Eu estava na trilha de Mallory, Hillary, Norgay, Messner…
Quantos brasileiros fizeram isso? 100? 300? 1000?
EU FIZ!
Uma grande emoção.
Recolhi um monte de pedras ali, para trazer para os amigos. Meu tesouro durante o resto da viagem.
Voltei para a plataforma e começamos a retornar para as barracas. Aquele martírio de sobe e desce, de pisar sobre pedras soltas, sobre gelo…quase caindo…uma dureza!
De repente um tropel e a gente sai de lado. Passam por nós 3 alpinistas que tinham acabado de descer da cascata…passam a 60 por hora. Nem tomam conhecimento do terreno, andam como se estivessem sobre um tapete. Foi quando vi a diferença que é a experiência desses caras. Prá quem desceu da cascata do Khumbu, aquelas pedrinhas eram poeira…

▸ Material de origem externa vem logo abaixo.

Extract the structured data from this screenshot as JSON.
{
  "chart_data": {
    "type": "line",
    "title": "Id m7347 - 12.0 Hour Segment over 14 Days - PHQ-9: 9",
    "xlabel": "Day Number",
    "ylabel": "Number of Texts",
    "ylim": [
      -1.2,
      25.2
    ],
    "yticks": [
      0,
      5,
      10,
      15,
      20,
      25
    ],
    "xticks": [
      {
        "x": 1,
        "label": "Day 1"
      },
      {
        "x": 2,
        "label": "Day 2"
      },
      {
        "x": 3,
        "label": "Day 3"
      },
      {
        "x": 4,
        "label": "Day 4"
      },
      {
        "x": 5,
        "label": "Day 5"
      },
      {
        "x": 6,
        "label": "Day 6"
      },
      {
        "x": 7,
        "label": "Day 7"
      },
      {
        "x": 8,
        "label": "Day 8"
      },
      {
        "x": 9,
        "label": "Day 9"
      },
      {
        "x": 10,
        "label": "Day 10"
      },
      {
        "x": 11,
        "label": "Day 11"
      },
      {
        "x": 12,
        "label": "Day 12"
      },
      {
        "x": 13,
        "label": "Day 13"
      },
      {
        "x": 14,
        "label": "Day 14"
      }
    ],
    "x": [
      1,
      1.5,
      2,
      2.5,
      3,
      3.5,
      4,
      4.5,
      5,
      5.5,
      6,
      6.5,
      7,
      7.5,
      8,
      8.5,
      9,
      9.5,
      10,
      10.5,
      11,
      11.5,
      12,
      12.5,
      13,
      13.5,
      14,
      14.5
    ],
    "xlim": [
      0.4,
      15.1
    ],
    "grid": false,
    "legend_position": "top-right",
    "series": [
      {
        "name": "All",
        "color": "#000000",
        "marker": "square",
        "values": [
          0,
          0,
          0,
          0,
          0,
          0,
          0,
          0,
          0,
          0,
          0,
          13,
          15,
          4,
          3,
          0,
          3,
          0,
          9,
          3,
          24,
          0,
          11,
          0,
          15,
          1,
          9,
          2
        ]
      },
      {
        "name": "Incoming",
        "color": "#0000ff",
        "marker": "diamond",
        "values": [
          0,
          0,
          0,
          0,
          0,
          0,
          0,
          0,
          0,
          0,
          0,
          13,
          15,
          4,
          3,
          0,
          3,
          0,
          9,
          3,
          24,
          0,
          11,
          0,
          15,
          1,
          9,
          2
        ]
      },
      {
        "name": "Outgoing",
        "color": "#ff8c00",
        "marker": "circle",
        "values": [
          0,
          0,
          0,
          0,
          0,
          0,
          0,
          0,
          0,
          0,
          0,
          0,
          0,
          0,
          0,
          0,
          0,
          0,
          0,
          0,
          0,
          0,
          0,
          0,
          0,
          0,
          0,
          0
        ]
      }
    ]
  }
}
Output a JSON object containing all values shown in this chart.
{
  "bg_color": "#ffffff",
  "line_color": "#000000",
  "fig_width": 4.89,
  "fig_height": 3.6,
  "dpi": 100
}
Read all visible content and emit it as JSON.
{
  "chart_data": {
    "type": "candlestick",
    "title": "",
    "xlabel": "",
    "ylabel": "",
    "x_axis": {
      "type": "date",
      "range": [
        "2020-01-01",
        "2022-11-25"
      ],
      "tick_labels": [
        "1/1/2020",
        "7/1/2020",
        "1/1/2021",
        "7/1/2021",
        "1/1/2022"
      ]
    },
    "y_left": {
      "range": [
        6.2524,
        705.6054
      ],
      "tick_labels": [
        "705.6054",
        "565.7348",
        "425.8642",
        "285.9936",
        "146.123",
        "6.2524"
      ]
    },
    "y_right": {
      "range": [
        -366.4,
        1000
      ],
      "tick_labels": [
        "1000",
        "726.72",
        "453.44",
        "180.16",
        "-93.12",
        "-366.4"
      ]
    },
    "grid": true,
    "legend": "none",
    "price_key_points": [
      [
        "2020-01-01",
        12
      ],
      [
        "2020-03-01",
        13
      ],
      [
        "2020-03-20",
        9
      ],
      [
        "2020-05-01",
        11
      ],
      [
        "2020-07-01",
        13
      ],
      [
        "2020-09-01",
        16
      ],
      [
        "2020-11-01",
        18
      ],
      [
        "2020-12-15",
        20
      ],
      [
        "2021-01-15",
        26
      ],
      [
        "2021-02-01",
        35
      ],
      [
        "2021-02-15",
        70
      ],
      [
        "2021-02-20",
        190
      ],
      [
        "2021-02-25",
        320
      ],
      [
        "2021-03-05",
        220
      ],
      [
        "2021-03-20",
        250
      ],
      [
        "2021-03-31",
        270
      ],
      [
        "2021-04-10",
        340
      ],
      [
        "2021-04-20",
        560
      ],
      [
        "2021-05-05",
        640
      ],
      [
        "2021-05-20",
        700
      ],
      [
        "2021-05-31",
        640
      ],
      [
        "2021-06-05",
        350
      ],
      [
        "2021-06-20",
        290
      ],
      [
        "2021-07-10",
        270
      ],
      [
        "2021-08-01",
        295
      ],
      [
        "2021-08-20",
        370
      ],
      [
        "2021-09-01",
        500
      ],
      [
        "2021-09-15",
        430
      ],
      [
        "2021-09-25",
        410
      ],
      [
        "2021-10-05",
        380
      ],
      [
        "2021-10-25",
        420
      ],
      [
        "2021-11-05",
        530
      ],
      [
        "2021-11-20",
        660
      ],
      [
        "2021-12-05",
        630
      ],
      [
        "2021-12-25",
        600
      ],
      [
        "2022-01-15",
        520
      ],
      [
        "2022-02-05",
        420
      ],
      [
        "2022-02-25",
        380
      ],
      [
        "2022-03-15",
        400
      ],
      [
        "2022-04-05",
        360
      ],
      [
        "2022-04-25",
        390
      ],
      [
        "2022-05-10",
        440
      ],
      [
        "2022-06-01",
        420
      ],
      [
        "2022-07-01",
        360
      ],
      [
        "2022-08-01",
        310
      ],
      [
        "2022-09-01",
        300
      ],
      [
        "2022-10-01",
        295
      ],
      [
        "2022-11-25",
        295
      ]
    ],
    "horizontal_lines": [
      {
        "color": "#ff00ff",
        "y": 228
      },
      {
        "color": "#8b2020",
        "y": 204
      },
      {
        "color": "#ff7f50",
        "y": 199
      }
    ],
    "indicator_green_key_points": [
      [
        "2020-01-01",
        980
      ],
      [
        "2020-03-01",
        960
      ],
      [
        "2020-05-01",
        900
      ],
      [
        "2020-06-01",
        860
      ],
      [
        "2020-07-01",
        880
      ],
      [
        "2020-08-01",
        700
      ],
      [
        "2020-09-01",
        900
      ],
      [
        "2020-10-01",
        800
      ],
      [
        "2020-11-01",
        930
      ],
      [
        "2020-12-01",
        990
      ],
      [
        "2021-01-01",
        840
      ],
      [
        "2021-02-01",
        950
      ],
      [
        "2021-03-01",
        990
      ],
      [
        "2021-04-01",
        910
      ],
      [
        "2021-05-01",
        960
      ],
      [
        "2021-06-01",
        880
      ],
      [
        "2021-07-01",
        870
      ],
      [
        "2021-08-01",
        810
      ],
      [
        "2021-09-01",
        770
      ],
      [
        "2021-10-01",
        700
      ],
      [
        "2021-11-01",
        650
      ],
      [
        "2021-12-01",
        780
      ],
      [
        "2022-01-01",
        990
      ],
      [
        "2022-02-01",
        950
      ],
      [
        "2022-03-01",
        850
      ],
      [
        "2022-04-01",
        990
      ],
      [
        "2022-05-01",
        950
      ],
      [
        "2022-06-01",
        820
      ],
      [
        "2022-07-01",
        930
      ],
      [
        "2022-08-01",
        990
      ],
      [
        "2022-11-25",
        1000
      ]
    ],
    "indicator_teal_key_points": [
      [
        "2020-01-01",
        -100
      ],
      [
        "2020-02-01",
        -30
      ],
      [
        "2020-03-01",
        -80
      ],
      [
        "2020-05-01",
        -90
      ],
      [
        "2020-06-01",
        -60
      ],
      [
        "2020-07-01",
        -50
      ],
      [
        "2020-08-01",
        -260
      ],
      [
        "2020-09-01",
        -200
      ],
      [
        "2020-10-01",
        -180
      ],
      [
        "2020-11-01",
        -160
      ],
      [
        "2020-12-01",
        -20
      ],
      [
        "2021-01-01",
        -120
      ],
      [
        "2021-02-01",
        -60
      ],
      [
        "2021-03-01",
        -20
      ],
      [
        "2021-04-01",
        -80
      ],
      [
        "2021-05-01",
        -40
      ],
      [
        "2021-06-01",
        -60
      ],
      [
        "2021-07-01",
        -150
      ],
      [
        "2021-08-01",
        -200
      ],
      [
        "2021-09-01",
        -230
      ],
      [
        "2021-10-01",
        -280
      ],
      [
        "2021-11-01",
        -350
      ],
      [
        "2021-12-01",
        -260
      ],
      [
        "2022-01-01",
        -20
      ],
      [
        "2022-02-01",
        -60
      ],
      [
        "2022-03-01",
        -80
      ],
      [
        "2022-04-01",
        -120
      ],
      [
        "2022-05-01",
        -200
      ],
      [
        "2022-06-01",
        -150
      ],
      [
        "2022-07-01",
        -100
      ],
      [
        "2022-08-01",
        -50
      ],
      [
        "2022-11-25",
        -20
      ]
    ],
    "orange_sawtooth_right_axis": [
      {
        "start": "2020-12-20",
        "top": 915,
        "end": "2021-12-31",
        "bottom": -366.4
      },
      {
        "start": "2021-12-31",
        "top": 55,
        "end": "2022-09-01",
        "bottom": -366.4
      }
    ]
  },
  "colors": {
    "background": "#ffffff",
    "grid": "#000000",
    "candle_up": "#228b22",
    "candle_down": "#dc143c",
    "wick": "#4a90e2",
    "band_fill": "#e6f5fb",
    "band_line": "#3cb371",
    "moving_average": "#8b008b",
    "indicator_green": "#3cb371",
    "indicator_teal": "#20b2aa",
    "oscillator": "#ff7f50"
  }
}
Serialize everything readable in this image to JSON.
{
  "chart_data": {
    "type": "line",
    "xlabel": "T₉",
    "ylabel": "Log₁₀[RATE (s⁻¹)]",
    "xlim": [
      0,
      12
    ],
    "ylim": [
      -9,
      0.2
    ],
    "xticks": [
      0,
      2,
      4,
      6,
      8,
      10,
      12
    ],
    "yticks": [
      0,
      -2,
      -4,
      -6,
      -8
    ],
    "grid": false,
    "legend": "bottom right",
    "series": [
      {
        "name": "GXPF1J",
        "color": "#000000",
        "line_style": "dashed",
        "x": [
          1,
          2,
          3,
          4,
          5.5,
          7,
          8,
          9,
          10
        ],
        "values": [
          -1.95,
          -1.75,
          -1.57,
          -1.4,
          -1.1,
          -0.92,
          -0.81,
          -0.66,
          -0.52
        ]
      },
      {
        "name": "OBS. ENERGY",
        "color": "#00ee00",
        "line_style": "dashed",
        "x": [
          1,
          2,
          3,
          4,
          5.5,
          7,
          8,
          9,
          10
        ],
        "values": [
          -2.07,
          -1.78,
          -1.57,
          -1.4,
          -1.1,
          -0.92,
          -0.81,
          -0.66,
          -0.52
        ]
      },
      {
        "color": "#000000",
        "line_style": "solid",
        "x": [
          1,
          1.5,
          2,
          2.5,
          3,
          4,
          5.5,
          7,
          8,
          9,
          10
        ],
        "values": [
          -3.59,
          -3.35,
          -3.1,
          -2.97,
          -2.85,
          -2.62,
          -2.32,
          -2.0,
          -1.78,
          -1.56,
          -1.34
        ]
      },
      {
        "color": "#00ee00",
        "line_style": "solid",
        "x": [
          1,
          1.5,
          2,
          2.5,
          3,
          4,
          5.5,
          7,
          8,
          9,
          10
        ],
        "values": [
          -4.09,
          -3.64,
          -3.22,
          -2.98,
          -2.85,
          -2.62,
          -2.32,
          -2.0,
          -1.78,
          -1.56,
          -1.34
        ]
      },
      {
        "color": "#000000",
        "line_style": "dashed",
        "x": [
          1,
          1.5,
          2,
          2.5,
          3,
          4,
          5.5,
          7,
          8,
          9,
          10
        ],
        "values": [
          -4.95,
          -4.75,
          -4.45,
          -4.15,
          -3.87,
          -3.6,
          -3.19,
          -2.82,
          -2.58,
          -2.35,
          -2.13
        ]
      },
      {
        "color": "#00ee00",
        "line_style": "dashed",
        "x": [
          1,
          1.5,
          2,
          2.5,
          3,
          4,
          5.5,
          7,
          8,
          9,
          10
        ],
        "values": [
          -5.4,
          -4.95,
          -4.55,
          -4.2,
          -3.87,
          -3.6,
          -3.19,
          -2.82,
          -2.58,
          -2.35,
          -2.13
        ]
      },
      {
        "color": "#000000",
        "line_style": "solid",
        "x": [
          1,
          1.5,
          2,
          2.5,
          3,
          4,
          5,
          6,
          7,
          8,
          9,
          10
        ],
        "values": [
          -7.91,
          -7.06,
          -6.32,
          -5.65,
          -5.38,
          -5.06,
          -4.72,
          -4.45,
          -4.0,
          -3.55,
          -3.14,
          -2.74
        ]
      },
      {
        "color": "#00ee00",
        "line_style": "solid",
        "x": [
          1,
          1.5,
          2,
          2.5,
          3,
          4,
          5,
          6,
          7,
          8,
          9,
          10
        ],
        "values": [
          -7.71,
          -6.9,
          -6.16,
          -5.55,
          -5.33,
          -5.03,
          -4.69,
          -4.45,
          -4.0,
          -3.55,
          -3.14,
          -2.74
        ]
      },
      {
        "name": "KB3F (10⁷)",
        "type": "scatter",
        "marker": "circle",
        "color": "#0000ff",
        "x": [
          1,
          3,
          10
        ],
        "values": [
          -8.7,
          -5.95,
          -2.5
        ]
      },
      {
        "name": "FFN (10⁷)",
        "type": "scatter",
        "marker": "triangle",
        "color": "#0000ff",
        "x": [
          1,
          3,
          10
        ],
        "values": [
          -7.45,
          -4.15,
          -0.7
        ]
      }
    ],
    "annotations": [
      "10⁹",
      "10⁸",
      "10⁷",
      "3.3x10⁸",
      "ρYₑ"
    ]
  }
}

Fizemos a cera habitual, jantamos e fomos dormir. A cada 15 minutos a gente ficava sobressaltado com uma avalanche. Depois acostumamos e dormimos normal…
Na hora que me preparei pra dormir, pensei sobre o local onde eu estava. O ruído das avalanches não deixava dúvidas: aquele lugar estava vivo. Os blocos de gelo estavam se movendo. As fendas se abrindo e fechando. A qualquer momento aquilo tudo pode vir abaixo. E eu estava ali, dormindo sobre aquele terreno…
Bateu um medão ali…mas aí a gente lembra que a coisa lá é assim a milhões de anos. Será que a montanha vai cair justo no dia que eu estou lá? Não mesmo. Então o negócio é dormir.
Agora, abrir o ziper da barraca e dar de cara com a Cascata…olha só a foto aí do lado. Dá prá acreditar?
De manhã aproveitamos para conhecer uns caras. Conhecemos 2 sherpas, um tendo alcançado o topo do Everest 6 vezes…o outro 7…ambos prepando-se para subir outra vez.
Fomos até o acampamento onde estava o Babu Chiri, o sherpa mais famoso do momento, que já havia alcançado o topo do Everest 10 vezes, havia batido o recorde de subida, com pouco menos de 17 horas de escalada, e também batido o record de permanência no topo, com 21 horas! O cara é fera, e estava lá. E o Tseering o conhece.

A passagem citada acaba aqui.